For some reasons, as $h$ decreases, my $\text{fderror}$ increases and vice versa. And when $h$ is around 1e-10, my $\text{fderror}$ is around 1e+00.

Is it due to floating point or my Hessian-times-vector is not correct?

I would greatly appreciate your help.

1

There are 1 best solutions below

0
On

Well $1e-10$ is both small enough and large enough that it could either be rounding error, or a problem with your code. It's hard to say without further information.

  1. A good rule of thumb is to check to somewhere a bit less than the square root of machine epsilon. I like to go with $1e-6$ or $1e-7$.
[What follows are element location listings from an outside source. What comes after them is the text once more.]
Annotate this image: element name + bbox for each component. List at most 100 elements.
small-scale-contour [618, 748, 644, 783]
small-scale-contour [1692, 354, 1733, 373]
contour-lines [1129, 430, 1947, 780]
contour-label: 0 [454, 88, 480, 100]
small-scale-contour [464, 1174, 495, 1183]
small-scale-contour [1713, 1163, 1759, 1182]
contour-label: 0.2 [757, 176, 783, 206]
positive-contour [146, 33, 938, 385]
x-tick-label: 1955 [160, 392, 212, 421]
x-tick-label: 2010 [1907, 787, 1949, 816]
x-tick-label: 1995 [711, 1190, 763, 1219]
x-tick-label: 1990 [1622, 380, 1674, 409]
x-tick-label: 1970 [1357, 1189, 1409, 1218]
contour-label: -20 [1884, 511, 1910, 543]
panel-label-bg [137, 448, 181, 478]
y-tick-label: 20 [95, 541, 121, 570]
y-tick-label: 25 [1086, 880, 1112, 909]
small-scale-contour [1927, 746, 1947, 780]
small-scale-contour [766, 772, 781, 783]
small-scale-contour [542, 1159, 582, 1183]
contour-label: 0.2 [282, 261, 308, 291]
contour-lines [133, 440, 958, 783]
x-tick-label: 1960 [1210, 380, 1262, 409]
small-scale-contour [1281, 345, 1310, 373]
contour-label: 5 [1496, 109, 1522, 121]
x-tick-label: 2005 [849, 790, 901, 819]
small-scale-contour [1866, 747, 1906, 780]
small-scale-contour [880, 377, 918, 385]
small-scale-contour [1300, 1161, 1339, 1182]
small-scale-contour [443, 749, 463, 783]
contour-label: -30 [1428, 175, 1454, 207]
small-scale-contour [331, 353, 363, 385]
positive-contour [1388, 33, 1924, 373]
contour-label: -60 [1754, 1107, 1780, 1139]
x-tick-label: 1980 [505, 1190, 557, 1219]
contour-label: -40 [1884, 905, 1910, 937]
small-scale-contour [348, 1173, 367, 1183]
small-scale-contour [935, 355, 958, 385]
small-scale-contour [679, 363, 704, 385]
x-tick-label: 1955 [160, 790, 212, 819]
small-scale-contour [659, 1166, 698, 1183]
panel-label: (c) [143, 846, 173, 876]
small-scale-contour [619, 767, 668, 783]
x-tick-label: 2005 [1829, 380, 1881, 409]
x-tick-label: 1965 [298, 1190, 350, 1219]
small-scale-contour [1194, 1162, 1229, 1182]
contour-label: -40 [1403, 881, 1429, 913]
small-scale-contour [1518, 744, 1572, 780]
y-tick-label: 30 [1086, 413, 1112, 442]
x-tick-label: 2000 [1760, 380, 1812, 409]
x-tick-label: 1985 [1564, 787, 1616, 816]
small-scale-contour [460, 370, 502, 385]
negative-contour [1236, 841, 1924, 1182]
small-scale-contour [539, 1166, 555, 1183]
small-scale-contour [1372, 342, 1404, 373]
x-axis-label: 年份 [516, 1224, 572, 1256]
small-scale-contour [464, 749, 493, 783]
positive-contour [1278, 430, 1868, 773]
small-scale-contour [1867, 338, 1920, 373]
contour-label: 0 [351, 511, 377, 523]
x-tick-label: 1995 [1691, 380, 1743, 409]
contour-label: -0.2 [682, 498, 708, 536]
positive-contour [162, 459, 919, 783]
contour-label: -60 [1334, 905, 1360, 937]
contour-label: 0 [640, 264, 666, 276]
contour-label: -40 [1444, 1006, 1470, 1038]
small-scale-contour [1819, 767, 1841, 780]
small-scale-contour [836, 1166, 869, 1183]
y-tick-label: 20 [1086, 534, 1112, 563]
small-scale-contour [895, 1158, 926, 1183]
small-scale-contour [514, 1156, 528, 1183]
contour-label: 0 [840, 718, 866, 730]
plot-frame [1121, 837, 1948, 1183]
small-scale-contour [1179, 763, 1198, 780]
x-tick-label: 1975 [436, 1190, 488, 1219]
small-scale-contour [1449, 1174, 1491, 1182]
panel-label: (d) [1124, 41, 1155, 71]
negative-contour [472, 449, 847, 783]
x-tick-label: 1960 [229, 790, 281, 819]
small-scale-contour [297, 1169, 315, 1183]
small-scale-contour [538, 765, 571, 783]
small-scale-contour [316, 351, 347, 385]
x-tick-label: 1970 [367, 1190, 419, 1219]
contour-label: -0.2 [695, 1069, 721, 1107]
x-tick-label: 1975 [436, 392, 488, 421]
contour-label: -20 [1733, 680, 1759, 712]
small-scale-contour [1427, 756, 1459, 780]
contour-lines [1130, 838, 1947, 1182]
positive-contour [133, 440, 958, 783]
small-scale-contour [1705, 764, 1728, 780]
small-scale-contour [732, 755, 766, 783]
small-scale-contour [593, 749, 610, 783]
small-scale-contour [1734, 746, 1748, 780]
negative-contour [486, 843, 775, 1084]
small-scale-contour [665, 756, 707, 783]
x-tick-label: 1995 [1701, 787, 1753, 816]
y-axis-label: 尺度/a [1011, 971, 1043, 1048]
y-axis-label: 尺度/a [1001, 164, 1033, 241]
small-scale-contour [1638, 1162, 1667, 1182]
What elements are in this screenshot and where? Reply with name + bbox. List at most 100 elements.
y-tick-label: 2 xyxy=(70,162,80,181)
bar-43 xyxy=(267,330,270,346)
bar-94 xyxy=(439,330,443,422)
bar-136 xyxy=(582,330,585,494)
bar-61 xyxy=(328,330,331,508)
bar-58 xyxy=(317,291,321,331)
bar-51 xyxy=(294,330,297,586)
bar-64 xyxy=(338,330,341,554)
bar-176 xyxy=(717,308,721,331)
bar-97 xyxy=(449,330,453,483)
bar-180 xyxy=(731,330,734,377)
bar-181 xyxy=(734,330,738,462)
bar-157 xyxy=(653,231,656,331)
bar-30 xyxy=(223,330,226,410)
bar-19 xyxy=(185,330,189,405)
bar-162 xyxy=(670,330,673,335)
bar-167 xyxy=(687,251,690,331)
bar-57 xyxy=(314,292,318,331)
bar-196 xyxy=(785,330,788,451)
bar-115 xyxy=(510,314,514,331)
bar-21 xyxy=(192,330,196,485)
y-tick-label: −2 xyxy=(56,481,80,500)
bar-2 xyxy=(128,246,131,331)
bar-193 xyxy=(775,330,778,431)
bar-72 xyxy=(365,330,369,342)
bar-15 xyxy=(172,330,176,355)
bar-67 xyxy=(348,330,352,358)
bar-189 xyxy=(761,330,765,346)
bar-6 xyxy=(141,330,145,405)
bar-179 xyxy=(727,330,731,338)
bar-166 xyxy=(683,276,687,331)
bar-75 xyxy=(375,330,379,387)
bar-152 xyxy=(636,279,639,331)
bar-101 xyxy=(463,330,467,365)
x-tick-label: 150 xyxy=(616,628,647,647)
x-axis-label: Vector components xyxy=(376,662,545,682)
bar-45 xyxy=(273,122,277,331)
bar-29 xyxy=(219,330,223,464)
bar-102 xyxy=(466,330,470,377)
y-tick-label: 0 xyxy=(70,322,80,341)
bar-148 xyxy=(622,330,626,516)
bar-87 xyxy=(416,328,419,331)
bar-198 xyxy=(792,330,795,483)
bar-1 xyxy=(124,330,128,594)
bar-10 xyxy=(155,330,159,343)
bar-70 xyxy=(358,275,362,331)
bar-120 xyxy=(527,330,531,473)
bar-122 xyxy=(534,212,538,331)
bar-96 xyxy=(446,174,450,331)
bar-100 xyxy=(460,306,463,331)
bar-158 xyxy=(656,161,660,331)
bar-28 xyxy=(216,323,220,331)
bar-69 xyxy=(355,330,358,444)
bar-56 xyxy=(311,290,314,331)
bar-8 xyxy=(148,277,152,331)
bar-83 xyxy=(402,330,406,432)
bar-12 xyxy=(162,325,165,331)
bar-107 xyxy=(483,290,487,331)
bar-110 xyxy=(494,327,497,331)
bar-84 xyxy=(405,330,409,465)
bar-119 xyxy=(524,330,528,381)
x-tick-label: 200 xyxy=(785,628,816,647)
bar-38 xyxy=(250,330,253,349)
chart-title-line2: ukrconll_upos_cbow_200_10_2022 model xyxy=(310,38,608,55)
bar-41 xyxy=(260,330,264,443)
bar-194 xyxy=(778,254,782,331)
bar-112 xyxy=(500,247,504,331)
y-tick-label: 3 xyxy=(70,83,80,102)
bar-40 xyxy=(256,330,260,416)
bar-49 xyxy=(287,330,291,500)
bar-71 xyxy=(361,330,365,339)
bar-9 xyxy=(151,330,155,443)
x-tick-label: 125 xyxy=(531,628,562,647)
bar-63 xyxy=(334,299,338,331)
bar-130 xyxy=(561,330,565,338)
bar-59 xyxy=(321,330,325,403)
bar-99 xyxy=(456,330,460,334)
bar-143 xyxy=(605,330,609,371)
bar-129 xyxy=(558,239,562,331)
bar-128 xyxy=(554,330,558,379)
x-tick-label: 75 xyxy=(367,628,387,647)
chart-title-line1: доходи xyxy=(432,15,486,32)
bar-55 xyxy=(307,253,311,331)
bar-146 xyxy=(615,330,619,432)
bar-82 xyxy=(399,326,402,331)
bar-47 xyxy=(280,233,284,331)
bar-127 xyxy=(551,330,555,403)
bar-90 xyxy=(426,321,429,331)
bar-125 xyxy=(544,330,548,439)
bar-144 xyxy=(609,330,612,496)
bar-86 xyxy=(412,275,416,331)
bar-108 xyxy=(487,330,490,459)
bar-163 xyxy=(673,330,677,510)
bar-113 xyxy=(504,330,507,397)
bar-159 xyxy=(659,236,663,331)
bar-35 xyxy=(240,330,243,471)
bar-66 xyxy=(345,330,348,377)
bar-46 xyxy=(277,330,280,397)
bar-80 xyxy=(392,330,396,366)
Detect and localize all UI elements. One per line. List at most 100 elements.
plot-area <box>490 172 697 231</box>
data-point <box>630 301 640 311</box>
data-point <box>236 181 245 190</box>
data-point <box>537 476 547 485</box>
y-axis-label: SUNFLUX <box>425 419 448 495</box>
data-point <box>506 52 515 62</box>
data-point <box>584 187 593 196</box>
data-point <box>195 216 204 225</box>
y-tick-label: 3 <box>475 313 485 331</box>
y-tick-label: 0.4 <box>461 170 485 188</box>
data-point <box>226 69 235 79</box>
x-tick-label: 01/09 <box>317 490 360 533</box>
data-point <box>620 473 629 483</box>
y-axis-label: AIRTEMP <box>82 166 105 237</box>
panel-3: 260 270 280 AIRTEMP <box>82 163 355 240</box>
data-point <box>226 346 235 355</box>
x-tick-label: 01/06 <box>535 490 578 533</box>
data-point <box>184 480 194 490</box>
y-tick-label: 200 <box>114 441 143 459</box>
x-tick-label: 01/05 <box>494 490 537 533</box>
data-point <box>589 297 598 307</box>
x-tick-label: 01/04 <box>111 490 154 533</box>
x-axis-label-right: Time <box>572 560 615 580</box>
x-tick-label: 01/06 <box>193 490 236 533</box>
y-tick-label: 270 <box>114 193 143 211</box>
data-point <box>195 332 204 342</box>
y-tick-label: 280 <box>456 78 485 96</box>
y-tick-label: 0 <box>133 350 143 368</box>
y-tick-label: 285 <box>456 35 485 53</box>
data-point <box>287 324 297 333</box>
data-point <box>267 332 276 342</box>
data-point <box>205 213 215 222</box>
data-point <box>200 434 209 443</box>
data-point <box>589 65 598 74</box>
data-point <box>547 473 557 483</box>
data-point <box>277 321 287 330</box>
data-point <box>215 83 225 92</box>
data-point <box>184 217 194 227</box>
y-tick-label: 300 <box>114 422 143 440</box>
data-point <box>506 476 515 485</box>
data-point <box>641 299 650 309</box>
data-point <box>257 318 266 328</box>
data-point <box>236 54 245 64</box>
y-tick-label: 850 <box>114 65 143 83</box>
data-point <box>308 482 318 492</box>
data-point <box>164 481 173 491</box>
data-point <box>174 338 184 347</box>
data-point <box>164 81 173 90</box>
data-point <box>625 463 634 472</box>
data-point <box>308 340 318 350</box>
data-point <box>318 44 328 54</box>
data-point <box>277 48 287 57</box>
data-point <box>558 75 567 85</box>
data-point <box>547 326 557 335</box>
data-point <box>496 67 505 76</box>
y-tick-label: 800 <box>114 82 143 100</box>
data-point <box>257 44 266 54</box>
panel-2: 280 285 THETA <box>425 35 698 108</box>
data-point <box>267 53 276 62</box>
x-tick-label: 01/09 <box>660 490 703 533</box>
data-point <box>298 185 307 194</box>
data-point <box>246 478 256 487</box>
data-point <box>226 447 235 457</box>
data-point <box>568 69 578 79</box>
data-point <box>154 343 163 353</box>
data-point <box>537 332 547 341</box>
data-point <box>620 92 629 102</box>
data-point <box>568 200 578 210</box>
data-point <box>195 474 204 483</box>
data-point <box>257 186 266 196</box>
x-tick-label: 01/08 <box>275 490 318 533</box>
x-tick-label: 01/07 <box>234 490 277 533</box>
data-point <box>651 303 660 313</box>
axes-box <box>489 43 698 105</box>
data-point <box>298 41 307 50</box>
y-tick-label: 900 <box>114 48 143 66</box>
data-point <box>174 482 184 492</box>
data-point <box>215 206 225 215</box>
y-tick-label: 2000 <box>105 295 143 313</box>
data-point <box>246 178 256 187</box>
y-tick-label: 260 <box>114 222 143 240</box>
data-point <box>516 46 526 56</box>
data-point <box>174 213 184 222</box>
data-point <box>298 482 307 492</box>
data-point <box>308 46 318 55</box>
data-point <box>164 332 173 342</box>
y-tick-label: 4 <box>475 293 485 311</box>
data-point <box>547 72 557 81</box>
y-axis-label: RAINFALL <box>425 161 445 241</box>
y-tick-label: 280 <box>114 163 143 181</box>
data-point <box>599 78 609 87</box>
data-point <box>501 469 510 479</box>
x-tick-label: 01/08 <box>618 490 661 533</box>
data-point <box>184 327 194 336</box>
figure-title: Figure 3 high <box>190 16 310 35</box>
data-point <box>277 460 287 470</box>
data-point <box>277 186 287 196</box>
  2. Run your code with a sequence of progressively smaller finite difference sizes $h$ and make a plot of error vs. $h$ on a logarithmic scale. If everything is correct you should see a straight line going down until machine precision where it starts to get a little weird. Here is a plot of what it should look like if your code is correct: finite difference error plot

  3. It's very common to use approximations to the Hessian (eg., Gauss-Newton approximation), in which case one would expect to have error that does not go away as you make $h$ smaller.

For reference, the Matlab code to generate the above plot is,

x0 = randn;
dx = randn;
hh = 10.^(-(1:0.5:15)); 
diff = (cos(x0 + hh*dx)-cos(x0))./hh; 
true = -sin(x0)*dx; 
err = abs(true - diff); 
plot(-log(hh),log(err))